Friday, June 20, 2008

Black Youth, Over-Medicated and Underserved - Part 1

As seen in this report by Charlene Muhammad of FinalCall.Com. While we acknowledge that some news reports from the Black Muslim community can be controversial, there are also many items that are woefully underreported. We are breaking this up into three sections, with the first one posted below today:

The Rev. Fred Shaw, Jr., of the Basic Life Institute in Compton, Calif., has been working with troubled youth and gang-bangers for over a decade. But as he tries to help them turn their lives around, the specter of drugs has surfaced. Not illegal drugs, like crack cocaine or meth, but legal drugs that the activist is concerned with.

He believes psychotropic drugs, like Ritalin, are over-prescribed, and hastily dispensed to control young people, instead of helping them deal with serious emotional and social problems. “We don’t even know the full scope of the impact of these drugs on our youth and people don’t care enough to test whether or not it’s the stimulants that are causing them to shoot and violently kill one another,” he said.

Before working with the Basic Life Institute, the Rev. Shaw co-owned a group home and was stunned by the number of Black youth that were medicated. “African Americans are 16 percent of the nation’s student population but we’re 32 percent of students being drugged, but it’s so entrenched into the system that people have bought into the process wholesale,” he said.

He believes authorities stopped referring clients because he opposed drugging of youth in his group home. The activist also believes mental health drug campaigns are well orchestrated and pushed by pharmaceutical companies. “They fund the psychiatric research, then the psychiatrists develop diagnoses which allows the companies to sell their drugs through them. One hand is washing the other, and they have studied normal adolescent behaviors and made them mental disorders,” Rev. Shaw charged.

Psychotropic drugs are prescribed to treat mental disorders and diseases. That means the same drugs may be used to calm youngsters who are hyper and to stimulate young people who may be depressed.

The most common diagnosis that results in drug treatments is Attention Deficit and Hyperactivity Disorder (ADHD).
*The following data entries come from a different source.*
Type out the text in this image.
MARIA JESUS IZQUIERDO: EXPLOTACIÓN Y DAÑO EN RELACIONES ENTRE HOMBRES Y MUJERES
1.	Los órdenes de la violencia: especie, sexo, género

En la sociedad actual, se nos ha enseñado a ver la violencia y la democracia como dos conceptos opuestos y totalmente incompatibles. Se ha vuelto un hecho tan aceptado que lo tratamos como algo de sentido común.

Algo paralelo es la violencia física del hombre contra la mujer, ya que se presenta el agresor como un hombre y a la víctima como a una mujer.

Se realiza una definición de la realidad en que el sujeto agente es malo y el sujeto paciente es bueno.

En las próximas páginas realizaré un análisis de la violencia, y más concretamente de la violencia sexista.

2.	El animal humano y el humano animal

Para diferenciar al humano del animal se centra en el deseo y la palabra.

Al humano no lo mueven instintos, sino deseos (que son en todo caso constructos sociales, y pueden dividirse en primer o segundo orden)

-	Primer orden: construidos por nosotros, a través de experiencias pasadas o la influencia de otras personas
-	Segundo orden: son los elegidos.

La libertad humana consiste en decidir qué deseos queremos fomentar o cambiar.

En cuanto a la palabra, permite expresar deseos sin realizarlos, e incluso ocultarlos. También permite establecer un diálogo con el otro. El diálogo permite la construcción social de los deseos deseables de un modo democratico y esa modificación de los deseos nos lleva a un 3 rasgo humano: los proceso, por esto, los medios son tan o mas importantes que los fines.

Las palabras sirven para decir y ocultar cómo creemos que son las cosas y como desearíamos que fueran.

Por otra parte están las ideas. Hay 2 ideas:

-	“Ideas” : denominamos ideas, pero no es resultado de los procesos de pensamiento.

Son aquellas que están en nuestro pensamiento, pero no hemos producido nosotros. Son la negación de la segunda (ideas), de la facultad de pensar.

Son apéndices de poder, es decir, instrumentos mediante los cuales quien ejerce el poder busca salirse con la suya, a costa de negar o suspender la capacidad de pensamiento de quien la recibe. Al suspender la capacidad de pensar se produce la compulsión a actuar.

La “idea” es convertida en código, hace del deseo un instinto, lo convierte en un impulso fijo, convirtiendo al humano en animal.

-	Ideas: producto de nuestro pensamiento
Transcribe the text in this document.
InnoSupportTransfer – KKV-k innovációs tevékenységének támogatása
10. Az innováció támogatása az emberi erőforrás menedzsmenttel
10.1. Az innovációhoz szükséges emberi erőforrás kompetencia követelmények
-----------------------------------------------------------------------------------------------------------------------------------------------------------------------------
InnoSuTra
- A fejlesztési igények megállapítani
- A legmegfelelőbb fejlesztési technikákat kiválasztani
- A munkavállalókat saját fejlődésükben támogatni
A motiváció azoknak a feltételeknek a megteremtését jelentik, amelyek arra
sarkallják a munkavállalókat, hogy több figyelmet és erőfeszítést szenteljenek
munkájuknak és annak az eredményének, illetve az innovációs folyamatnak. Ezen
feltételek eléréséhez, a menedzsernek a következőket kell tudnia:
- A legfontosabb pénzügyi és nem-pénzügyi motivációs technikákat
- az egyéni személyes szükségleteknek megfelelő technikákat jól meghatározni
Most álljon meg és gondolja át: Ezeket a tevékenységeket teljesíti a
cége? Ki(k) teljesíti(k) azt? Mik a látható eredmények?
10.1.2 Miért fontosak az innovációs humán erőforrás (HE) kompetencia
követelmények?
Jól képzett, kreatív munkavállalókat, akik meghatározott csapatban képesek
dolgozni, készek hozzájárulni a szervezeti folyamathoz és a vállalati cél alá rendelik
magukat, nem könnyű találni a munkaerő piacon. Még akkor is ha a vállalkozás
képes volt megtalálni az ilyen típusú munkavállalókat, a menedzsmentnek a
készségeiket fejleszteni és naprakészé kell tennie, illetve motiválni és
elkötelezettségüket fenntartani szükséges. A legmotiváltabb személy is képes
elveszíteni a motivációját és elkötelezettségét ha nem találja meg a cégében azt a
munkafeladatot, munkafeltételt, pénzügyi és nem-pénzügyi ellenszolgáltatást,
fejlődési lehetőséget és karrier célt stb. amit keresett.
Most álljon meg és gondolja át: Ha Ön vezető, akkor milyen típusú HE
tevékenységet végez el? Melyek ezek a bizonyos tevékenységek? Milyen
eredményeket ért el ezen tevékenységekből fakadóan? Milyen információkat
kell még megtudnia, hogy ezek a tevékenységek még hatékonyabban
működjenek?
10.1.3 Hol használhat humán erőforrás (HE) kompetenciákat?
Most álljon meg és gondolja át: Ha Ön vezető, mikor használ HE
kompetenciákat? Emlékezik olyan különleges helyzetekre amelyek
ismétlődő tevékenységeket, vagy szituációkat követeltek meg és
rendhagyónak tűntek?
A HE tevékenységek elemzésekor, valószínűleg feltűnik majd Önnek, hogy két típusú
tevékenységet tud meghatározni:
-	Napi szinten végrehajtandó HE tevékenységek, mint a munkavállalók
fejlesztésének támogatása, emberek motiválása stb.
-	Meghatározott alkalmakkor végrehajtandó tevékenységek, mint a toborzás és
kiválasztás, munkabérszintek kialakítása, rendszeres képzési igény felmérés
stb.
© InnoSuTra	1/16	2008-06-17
According to the FDA, ADHD accounts for up to 50 percent of mental health referrals for children and at least 7.5 percent of all school-aged children are affected by ADHD. The National Center for Health Statistics reports that 4.7 million children between 3-17 years of age were diagnosed with ADHD. The percentage of boys was 9.5 percent while girls comprised 5.9 percent.

The fears voiced by Rev. Shaw aren’t new and Black psychologists have raised questions about the impact and long-term effects of drugging Black children diagnosed with Attention Deficit Disorder. Some federal warnings boost their worries.

Last year, the Food and Drug Administration ordered manufacturers of psychotropic drugs to develop patient medication guides to warn of possible cardiovascular risks associated with the drugs. Such drugs, which include Ritalin, Concerta, Adderall and Strattera, are usually given to children diagnosed with ADD or ADHD. Side affects include anxiety or nervousness; headache or dizziness; insomnia; headache, stomach pain, sleeplessness and decreased appetite.

Early last year, the FDA also indicated that ADHD medicines showed a slight risk (about 1 per 1,000) for drug-related psychiatric adverse events, including hearing voices, becoming suspicious for no reason, or becoming manic, even in patients who did not have previous psychiatric problems.

The Centers for Disease Control lists symptoms of ADHD as often fidgeting with hands or feet; squirming in seat; running or climbing when inappropriate; feeling restless; often on the go and talks excessively; and often acting as if driven by a motor.

According to Dr. Ronald Beavers, a psychologist with the Positive Imagery Foundation in South Los Angeles, Black children are disproportionately represented because their needs are greater.

“Our children are locked more into the system and when you look at the statistics and those in foster care and up for adoption, and see what ethnic group is overrepresented, question marks should be coming up because it’s African Americans. Eighty percent of adoptions and 80 percent of foster care are Black children,” Dr. Beavers told The Final Call.

Alternatives to drugs, like group counseling, life skills and culturally competent parenting education, are usually counted out because they cost time and money, he added.

“The ultimate alternative for Blacks is learning how to live,” Dr. Beavers said.

An employee with the Los Angeles Department of Children and Family Services told The Final Call, the department tracks foster care children who are taking psychotropic drugs, but the numbers are not easy to get. Even high-ranking employees find it difficult to get the actual facts about the drugging of children because the numbers are an embarrassment to the department, said the employee, who has a background in social work. The employee asked to remain anonymous.